No soapbox, no high-minded reasons here, just pure practicality: One of the places I've volunteered for a long time is a shelter for abuse victims. This county-funded program receives and triages women (mostly) and children into appropriate programs and mid-term housing, and provides courses ranging from home-ec and job training to computer literacy and online privacy before sending them back on their own. For several years those who completed the computer literacy program were given a good-spec laptop with Ubuntu + many apps, configured for security and privacy in the same way we'd done the training. We saw them all: hopeless tweaker prostitutes who went back and gave everything to their pimps, to beaten trophy wives hell-bent on recovering their independence after disconnecting the GPS tracker on the mercedes. After the first few months, the success rate surprised even us: Of those who were given a modern-spec PC with Ubuntu, more than 2/3 were still in active use a year later (still with Ubuntu, and usually with separate accounts for the kids). We probably had 250 Ubuntu PCs in the field at any given time.

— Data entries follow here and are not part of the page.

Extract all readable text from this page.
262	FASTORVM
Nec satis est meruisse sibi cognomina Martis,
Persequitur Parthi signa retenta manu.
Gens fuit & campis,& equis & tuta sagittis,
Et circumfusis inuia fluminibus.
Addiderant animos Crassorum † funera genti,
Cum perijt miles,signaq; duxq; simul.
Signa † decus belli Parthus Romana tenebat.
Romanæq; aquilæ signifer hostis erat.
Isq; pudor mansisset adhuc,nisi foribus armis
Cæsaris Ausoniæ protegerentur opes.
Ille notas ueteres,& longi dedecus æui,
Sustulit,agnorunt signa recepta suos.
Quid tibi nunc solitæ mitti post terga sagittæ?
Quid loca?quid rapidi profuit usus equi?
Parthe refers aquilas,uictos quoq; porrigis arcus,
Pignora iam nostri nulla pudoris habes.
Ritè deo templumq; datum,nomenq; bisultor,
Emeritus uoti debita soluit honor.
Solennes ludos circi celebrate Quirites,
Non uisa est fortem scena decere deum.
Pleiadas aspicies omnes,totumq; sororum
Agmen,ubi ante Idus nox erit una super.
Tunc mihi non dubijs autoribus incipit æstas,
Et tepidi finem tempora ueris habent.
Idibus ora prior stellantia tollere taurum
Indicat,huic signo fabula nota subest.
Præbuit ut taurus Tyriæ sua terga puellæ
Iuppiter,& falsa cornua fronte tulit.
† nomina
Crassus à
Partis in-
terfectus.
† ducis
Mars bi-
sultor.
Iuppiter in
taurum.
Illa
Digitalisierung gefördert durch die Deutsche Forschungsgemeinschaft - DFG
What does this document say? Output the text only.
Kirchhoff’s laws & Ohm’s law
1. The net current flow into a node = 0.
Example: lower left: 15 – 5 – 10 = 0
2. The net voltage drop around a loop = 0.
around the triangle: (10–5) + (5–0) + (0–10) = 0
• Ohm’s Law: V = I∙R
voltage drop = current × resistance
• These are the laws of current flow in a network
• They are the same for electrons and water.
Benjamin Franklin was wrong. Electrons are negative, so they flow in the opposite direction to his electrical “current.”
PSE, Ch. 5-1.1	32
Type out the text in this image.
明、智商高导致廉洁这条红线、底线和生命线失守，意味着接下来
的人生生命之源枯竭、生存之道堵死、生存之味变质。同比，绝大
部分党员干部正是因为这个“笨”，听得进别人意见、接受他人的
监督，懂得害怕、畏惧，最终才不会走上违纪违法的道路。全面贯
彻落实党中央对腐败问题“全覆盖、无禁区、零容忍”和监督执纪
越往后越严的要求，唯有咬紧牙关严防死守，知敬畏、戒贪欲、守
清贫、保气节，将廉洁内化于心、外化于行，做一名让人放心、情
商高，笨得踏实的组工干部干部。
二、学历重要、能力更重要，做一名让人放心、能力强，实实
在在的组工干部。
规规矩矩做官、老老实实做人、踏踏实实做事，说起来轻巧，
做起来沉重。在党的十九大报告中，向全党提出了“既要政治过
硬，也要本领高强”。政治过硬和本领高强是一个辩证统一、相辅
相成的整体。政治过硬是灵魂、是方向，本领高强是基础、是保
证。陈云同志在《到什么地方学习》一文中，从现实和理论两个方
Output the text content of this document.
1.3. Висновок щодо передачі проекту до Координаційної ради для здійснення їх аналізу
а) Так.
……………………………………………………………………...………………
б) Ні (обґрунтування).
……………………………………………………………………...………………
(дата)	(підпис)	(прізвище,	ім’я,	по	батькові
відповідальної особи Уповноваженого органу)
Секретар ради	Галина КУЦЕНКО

Then Shuttleworth jammed Unity forward. Ubuntu's shift to a Metro-esque gui was a disaster with this novice audience. We had people decline a free computer because they couldn't make sense of Unity. Others installed XP over it and called us when it broke or they discovered you had to pay for Office. Others called over and over for basic navigation support. In general, the answer was "no thanks" to Ubuntu.
Switching over to Mint (first with Mate, then Cinnamon) rescued our program, and was a huge hit with the end users. Several years of .deb and ubuntu-based config & tuning was re-usable on Mint, and the interface didn't scare off the novices. Similar enough to the older W95/XP/7/OSX interfaces that they knew were to start, but modern enough for good security and functionality. Just to be clear *I* like playing with the latest and weirdest geekery, my s.o. does malware reversing to calm her nerves (so hot!!), and my home has kids who think nothing of reflashing cyanogenmod on their phones and argue over whether to use Win8+visual studio or Mint+Eclipse for their homework. But that's not the world most people inhabit, and it's really important to recognize that /. readers are not the norm or a good baseline for what is useful and usable to the general populace.
Clem's just a regular guy solving regular problems.
Shuttleworth is a philosopher of the future, with some distinctly reality-adjacent ideas of what ought to be, and enough monetary thrust to make his pigs fly just fine.
I'd rather live and help people in the present. So yeah.... "Ubuntu for Computers" is Linux Mint.